The month of January is now officially a disaster for Waterford, and town officials couldn’t be happier.
Friday, President Barack Obama declared the Jan. 12 snowstorm a major disaster for most of Connecticut. That allows for Waterford, along with other local municipalities, to get federal dollars for costs related to storm cleanup.
Waterford applied for $130,000 in funds through the Department of Homeland Security earlier in the month. While the exact amount hasn’t been decided yet, it is normally around 75 percent of the application, which would be $97,500, First Selectman Dan Steward said.
“That would be very nice,” he said.
The $130,000 figure is based on of a number of costs using FEMA guidelines, Steward said. Overtime costs and salt and sand are factored in, but so are the hours on each plow and front-end loader, even volunteer hours, he said.
“We follow their formula,” Steward said. “If you don’t, you don’t get the money.”
Because of all the snow, the public works department has exceeded its budget in salt, sand and overtime, Public Works Director Ron Cusano said.

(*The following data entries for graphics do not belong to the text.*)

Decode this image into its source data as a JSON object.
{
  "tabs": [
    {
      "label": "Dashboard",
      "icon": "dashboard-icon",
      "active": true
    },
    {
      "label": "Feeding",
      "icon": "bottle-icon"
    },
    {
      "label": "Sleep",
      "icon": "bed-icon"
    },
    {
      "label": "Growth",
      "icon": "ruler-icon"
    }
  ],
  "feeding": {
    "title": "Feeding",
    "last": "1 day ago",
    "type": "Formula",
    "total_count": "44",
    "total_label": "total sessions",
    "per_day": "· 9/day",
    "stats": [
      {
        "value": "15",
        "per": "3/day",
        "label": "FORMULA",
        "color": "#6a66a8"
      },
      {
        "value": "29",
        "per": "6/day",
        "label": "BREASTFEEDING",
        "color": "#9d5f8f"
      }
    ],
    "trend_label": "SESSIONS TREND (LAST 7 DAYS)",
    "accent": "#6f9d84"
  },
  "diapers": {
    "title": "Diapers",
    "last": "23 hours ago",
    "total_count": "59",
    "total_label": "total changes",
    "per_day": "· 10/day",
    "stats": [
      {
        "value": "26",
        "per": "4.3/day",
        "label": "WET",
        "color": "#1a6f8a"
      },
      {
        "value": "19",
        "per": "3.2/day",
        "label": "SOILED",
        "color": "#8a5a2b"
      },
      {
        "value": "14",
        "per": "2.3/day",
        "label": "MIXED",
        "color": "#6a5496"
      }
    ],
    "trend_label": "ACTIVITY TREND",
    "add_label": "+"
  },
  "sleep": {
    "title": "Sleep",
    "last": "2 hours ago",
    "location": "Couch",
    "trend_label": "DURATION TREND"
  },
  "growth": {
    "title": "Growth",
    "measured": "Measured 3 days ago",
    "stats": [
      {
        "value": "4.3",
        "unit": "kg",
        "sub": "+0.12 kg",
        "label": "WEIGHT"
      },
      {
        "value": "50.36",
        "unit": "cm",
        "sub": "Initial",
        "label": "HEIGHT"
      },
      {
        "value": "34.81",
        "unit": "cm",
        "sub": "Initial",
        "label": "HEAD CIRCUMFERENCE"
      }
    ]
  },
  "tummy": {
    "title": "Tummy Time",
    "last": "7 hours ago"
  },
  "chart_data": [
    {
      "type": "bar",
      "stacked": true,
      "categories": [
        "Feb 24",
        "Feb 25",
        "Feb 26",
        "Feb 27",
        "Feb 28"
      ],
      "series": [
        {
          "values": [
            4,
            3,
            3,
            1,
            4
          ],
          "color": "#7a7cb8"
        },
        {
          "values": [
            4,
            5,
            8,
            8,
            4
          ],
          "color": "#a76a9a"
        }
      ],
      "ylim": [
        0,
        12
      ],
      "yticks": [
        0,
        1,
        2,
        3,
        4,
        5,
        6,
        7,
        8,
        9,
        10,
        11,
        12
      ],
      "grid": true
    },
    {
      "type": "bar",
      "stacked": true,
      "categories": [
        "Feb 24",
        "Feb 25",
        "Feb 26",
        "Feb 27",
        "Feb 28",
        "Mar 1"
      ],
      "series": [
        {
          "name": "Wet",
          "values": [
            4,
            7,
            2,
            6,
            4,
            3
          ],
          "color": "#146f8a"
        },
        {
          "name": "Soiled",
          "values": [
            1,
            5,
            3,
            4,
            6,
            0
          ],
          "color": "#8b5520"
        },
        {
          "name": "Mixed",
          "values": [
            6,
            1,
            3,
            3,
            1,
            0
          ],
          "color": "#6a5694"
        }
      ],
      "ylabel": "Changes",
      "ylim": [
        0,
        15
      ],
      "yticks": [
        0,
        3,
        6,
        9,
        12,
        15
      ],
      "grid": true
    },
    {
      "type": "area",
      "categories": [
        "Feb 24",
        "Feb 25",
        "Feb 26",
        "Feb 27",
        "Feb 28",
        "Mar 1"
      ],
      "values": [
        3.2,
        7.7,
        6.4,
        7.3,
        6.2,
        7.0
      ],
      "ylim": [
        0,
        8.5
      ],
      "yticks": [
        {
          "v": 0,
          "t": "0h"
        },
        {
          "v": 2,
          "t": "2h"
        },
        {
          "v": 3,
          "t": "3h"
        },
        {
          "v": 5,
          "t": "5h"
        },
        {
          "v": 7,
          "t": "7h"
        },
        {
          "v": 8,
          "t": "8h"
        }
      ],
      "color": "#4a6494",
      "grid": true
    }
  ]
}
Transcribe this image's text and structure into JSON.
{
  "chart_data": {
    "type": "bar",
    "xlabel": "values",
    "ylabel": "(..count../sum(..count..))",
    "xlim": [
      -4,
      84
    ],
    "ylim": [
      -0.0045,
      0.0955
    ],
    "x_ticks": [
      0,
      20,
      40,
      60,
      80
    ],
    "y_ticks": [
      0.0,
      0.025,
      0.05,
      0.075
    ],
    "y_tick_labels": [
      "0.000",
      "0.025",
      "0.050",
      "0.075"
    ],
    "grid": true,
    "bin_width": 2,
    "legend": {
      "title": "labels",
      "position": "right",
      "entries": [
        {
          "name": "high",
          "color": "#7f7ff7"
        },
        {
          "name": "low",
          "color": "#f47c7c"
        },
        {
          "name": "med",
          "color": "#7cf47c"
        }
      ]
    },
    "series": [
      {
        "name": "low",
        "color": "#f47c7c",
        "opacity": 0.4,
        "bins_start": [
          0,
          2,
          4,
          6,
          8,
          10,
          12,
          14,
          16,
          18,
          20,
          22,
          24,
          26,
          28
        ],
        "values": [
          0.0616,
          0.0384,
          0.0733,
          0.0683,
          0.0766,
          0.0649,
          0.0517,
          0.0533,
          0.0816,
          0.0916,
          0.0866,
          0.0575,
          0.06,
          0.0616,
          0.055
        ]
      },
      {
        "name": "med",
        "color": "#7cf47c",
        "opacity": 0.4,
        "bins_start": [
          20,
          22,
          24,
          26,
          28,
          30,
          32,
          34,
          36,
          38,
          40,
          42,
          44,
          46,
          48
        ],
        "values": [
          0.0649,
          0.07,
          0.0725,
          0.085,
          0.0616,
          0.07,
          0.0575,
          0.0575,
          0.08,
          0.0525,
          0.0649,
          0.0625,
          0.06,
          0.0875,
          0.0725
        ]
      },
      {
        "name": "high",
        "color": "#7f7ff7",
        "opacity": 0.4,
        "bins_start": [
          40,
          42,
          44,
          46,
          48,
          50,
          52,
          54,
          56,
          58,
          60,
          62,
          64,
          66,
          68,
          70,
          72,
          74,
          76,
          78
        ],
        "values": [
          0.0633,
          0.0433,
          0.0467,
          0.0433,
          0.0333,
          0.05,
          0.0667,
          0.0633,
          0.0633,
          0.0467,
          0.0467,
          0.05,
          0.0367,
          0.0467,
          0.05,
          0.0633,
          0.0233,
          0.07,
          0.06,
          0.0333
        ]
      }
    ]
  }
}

However, by cutting back on road reconstruction and other work, the department as a whole will still stay under budget this year, he said.
The money is returned to the town and will go into the general fund. Those costs will not just filter back to public works, but also the capital plan for perhaps buying a new plow truck because of wear and tear, Steward said.
“The wear and tear on our equipment in these storms is huge,” he said. “You will see this money show up in a lot of other budgets.”
Obama declared the snowstorm a disaster in Fairfield, Hartford, Litchfield, New Haven, New London and Tolland Counties, including the Mohegan and Mashantucket Pequot Tribal Nations. He did not declare the snowstorm a disaster in Middlesex or Windham counties.
A Note On The Town’s General Fund
Waterford has a relatively high general fund compared to other towns. The total is around $9.4 million, or approximately 13 percent of this year’s budget, set at $72.1 million. Most towns are within 5 to 9 percent of the budget.
The high general fund has advantages and disadvantages, Finance Director Rudy Beers said. The biggest advantage is the town borrows money at an extremely low rate, a big deal considering the town is borrowing more than $200 million for all the recent school construction, she said.
The major disadvantage is it hurts the town during collective bargaining. Union salaries are based upon the town’s ability to pay, and if the town has a large general fund, it is deemed to be able to pay, she said.
However, she said, it might be time to challenge the unions anyway. In recent years, the town has been unwilling to take the unions to arbitration, instead settling and giving unions raises due to the fear the town would lose because of the large fund, she said.
Trying it once might be worth it, Beers said.
“I think it comes to the point that you go for it, despite all the (legal) costs, and test your chances,” she said. “If you win, it will set a precedent for all the other town unions; and if you lose, at least you tried your best.”